“More than Moore”: a glimpse at the future of computing
Earlier this year, Gordon Moore, co-founder of the chipmaker Intel, passed away aged 94. As well as helping to launch the era of the personal computer, Moore is known for his eponymous law, which states that the number of transistors on a computer chip will double about every two years.
This remarkable doubling has occurred since Moore’s law was first postulated in 1965 and has brought us mobile phones with vastly more computing power than was available on the entire planet six decades ago.
However, the atomic nature of matter and the laws of physics mean that transistors cannot keep shrinking forever; and researchers are currently looking for new ways of boosting computing power, without having to pack evermore silicon devices onto chips.
To explore what lies beyond the era of Moore’s law, IOP Publishing is presenting a webinar called “More than Moore”, which will look at some of the technologies that could play roles in the computers of the future.
The webinar will bring together:
- Steve Furber (ICL professor of computer engineering at the University of Manchester, UK), who does research on neural systems engineering;
- Chaoran Huang (assistant professor at The Chinese University of Hong Kong), who works on silicon photonics, photonic integrated circuits, and nonlinear optics;
- Bhavin Shastri (assistant professor at Queen’s University, Canada), who designs and builds programmable nanophotonic processors; and
- Renbao Liu (professor at The Chinese University of Hong Kong), who works on quantum nonlinear spectroscopy.
Each speaker will give an overview of their research and a perspective on the future of computing, before convening for a panel discussion. Members of the audience will have the opportunity to pitch questions directly to the panel.

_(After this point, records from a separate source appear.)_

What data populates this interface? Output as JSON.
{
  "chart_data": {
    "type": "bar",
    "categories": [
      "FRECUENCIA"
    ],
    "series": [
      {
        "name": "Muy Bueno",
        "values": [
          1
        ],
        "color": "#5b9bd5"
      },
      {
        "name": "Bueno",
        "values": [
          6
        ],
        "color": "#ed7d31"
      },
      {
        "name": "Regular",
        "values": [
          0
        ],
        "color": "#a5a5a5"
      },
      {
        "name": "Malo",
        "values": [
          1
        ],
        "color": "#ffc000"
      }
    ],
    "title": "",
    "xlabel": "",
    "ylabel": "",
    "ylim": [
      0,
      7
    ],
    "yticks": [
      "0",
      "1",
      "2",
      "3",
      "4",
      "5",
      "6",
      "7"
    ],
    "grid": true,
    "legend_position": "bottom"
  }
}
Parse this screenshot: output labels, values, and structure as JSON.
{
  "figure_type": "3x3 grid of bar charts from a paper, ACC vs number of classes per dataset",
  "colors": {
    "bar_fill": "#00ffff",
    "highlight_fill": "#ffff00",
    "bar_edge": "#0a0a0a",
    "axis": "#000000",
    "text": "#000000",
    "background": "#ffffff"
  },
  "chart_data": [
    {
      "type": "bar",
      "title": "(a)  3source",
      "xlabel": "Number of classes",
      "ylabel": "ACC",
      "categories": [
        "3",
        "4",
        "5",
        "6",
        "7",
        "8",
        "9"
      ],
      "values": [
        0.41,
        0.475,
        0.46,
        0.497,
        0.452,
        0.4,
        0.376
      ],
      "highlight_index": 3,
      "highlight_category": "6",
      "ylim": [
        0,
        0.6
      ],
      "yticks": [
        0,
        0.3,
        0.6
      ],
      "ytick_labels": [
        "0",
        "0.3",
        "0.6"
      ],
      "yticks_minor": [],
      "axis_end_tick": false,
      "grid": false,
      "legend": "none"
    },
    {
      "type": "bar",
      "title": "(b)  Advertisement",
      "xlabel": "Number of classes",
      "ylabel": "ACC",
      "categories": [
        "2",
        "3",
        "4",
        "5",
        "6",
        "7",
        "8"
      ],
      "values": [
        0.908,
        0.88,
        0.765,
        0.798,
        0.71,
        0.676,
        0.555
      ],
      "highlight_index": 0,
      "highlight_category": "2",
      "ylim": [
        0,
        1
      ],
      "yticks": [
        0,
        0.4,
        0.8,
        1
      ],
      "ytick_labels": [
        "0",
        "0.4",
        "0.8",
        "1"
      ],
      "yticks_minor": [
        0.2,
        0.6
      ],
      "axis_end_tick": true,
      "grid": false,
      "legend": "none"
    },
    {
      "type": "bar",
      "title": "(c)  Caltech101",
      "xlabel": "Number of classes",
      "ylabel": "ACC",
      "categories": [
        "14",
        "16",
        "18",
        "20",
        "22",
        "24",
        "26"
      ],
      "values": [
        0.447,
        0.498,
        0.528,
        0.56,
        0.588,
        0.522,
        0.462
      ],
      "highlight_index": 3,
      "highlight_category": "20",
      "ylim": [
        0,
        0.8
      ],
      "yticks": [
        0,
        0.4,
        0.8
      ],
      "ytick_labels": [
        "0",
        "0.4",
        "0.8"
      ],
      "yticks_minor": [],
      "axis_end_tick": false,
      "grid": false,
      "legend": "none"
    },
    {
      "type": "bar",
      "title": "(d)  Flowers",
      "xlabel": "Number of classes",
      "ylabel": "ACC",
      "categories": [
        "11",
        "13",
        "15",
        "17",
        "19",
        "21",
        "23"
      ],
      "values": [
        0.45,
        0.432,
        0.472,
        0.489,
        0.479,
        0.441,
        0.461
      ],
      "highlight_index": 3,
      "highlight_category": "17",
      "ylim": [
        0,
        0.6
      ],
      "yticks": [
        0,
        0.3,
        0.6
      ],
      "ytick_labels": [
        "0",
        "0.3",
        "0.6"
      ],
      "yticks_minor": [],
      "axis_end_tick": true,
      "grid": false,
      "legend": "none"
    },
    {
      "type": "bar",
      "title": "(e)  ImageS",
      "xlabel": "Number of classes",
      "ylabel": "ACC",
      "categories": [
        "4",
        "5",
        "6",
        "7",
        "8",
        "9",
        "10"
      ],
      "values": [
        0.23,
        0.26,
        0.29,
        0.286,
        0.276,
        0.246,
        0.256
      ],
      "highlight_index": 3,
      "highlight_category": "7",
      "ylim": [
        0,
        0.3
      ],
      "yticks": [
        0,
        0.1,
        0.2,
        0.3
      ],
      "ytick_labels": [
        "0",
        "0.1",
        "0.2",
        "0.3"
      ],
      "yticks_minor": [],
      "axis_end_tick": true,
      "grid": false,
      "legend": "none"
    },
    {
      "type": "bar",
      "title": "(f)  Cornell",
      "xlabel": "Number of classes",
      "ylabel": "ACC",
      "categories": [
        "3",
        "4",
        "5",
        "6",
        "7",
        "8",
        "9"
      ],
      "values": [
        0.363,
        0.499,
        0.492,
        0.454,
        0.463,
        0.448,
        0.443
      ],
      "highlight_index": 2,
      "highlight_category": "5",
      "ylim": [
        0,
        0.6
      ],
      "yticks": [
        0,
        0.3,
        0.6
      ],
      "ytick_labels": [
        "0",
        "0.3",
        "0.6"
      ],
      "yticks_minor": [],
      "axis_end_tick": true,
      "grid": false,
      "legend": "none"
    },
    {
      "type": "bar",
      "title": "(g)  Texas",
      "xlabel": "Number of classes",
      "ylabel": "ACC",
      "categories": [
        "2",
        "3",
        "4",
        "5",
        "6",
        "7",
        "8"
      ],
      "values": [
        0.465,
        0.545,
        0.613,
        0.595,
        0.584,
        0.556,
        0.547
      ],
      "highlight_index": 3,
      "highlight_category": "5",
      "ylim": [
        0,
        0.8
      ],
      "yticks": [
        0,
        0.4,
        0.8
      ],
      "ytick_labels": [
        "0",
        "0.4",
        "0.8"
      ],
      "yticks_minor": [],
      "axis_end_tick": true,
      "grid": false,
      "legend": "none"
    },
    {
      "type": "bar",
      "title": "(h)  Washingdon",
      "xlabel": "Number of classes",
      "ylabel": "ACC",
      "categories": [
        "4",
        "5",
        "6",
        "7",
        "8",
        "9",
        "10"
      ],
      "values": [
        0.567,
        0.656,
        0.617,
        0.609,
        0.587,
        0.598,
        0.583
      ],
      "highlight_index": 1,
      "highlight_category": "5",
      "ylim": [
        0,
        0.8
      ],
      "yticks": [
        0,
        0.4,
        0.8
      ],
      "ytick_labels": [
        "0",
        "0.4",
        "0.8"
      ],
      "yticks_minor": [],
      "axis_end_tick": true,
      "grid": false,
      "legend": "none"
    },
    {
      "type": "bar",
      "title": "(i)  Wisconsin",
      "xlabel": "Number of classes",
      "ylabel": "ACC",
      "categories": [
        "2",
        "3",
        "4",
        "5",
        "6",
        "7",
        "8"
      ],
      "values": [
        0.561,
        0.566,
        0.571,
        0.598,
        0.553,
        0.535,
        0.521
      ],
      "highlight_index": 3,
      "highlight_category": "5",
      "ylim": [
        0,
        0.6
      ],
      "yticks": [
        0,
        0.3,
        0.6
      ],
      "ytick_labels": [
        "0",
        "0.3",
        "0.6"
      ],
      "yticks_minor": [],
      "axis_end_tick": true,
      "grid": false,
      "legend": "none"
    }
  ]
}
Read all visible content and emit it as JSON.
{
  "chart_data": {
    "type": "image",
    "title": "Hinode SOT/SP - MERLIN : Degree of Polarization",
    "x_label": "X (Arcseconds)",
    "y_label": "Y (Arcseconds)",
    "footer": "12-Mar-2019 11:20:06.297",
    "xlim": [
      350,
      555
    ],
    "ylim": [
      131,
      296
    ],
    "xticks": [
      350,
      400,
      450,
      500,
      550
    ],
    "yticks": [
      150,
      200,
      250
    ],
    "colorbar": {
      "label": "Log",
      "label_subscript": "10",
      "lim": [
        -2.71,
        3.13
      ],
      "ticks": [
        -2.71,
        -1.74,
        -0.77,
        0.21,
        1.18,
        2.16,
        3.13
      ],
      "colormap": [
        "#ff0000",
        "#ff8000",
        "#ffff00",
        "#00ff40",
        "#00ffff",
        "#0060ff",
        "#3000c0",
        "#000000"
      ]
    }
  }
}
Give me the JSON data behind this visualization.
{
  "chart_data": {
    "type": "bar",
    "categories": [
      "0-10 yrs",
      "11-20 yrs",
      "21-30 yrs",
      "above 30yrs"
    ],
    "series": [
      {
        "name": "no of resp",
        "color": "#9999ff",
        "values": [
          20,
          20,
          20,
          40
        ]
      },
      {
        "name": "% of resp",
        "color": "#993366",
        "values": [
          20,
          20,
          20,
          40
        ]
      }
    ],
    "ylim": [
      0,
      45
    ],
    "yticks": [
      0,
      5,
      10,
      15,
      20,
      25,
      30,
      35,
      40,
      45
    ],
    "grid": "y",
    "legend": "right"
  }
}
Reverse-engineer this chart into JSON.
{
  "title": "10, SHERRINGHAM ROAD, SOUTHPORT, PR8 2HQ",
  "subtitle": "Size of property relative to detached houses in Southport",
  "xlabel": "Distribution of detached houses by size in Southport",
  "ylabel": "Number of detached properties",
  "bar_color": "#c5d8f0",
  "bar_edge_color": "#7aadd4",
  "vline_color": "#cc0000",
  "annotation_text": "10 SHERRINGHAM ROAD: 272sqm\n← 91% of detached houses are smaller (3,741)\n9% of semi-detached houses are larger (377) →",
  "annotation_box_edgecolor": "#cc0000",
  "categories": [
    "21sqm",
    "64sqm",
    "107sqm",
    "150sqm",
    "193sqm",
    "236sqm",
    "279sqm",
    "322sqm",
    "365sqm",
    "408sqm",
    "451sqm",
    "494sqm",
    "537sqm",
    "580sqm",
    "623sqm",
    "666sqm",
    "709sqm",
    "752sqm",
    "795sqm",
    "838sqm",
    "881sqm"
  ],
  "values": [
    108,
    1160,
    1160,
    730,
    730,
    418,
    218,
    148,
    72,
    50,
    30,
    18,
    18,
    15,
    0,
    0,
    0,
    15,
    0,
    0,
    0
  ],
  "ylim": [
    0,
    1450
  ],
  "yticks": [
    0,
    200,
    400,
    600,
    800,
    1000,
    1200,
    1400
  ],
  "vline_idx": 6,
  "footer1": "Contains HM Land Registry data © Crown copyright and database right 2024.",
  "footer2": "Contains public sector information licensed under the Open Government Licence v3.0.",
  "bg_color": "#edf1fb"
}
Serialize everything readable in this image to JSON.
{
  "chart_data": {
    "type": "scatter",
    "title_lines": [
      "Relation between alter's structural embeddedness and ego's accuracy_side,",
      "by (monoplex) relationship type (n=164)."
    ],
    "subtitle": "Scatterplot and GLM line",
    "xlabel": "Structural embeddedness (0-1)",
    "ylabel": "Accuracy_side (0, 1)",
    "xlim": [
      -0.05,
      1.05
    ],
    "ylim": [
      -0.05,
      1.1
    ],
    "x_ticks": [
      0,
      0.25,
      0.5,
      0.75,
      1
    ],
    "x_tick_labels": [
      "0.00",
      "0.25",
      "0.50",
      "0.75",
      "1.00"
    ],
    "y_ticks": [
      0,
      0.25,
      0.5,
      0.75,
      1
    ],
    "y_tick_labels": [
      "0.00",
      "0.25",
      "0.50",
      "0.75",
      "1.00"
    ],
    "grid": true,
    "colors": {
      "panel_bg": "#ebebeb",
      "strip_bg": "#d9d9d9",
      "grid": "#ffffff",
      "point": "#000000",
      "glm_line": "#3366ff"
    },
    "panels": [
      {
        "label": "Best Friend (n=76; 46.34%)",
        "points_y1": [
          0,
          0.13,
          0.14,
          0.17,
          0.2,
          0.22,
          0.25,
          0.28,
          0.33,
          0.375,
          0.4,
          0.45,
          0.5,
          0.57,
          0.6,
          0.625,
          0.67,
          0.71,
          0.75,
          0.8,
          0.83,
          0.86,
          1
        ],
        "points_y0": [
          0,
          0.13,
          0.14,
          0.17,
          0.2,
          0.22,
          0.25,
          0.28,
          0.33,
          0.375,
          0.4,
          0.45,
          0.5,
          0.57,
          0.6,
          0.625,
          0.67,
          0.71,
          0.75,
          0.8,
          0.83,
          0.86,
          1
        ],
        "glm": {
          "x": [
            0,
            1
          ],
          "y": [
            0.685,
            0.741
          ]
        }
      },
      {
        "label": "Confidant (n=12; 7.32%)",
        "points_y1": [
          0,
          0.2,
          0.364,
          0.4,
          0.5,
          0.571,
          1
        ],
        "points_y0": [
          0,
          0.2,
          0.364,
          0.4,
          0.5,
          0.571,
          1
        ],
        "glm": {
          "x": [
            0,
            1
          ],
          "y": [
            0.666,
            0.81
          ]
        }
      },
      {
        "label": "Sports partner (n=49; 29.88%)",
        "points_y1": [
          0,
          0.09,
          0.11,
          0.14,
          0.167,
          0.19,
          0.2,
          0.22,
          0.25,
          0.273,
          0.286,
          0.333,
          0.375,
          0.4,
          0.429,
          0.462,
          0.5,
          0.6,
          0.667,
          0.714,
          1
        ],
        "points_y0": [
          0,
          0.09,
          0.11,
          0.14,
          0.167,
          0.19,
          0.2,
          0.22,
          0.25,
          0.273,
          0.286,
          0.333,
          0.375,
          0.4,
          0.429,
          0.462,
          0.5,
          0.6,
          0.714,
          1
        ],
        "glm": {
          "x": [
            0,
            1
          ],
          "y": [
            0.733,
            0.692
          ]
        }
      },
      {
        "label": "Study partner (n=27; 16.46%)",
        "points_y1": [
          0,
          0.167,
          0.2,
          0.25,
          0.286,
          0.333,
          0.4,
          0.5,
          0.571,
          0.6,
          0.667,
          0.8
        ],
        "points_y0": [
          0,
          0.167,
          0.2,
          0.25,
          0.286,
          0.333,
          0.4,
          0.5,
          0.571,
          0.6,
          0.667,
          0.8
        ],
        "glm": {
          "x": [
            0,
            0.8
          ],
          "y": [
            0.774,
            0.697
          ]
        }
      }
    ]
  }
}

Steve Furber, CBE FRS FREng is ICL professor of computer engineering in the Department of Computer Science at the University of Manchester, UK. After completing a BA in mathematics and a PhD in aerodynamics at the University of Cambridge, UK, he spent the 1980s at Acorn Computers, where he was a principal designer of the BBC Microcomputer and the ARM 32-bit RISC microprocessor. More than 250 bn ARM-powered chips have since been manufactured, powering much of the world’s mobile and embedded computing. He moved to the ICL chair at Manchester in 1990, where he leads research into asynchronous and low-power systems and, more recently, neural systems engineering, where the SpiNNaker project has delivered a computer incorporating a million ARM processors optimized for brain-modelling applications.
Chaoran Huang, received a PhD from The Chinese University of Hong Kong, Hong Kong, in 2016. She was a postdoctoral research fellow at Princeton University, Princeton, NJ, USA, from 2017 to 2021. She is currently an assistant professor at the Chinese University of Hong Kong. She has broad research interests in optical computing, photonic integrated circuits, and optical communications. Her current research focuses on developing novel photonic devices, integrated circuits, and complementary algorithms for high-performance AI computing and information processing. She has published more than 50 papers, including Nature Electronics and Nature Communications. She has served as co-chair, TPC member of many international conferences, and the editorial board member of Communication Engineering in the Nature Portfolio. She was the recipient of the 2019 Rising Stars Women in Engineering Asia and the 2022 Optica 20th Anniversary Challenge Prize.
Bhavin J Shastri is an assistant professor of engineering physics at Queen’s University and a faculty affiliate at the Vector Institute. He was an associate research scholar (2016–2018) and Banting and NSERC postdoctoral fellow (2012–2016) at Princeton University. He received a PhD in electrical engineering (photonics) from McGill University in 2012. He is a co-author of the book Neuromorphic Photonics, a term he helped coin. Shastri is the recipient of a 2022 iCANX Young Scientist Award, the 2022 SPIE Early Career Achievement Award, and the 2020 IUPAP Young Scientist Prize in Optics “for his pioneering contributions to neuromorphic photonics”. He is a Senior Member of Optica and IEEE.
Renbao Liu got his BSc in 1995 from Nanjing University, Department of Physics and a PhD in 2000 from Institute of Semiconductors, Chinese Academy of Science. After postdoctoral research in Center for Advanced Study, Tsinghua University and in Department of Physics, University of California – San Diego, he joined The Chinese University of Hong Kong in 2005 as a faculty member of Department of Physics, where has been a full professor since 2014.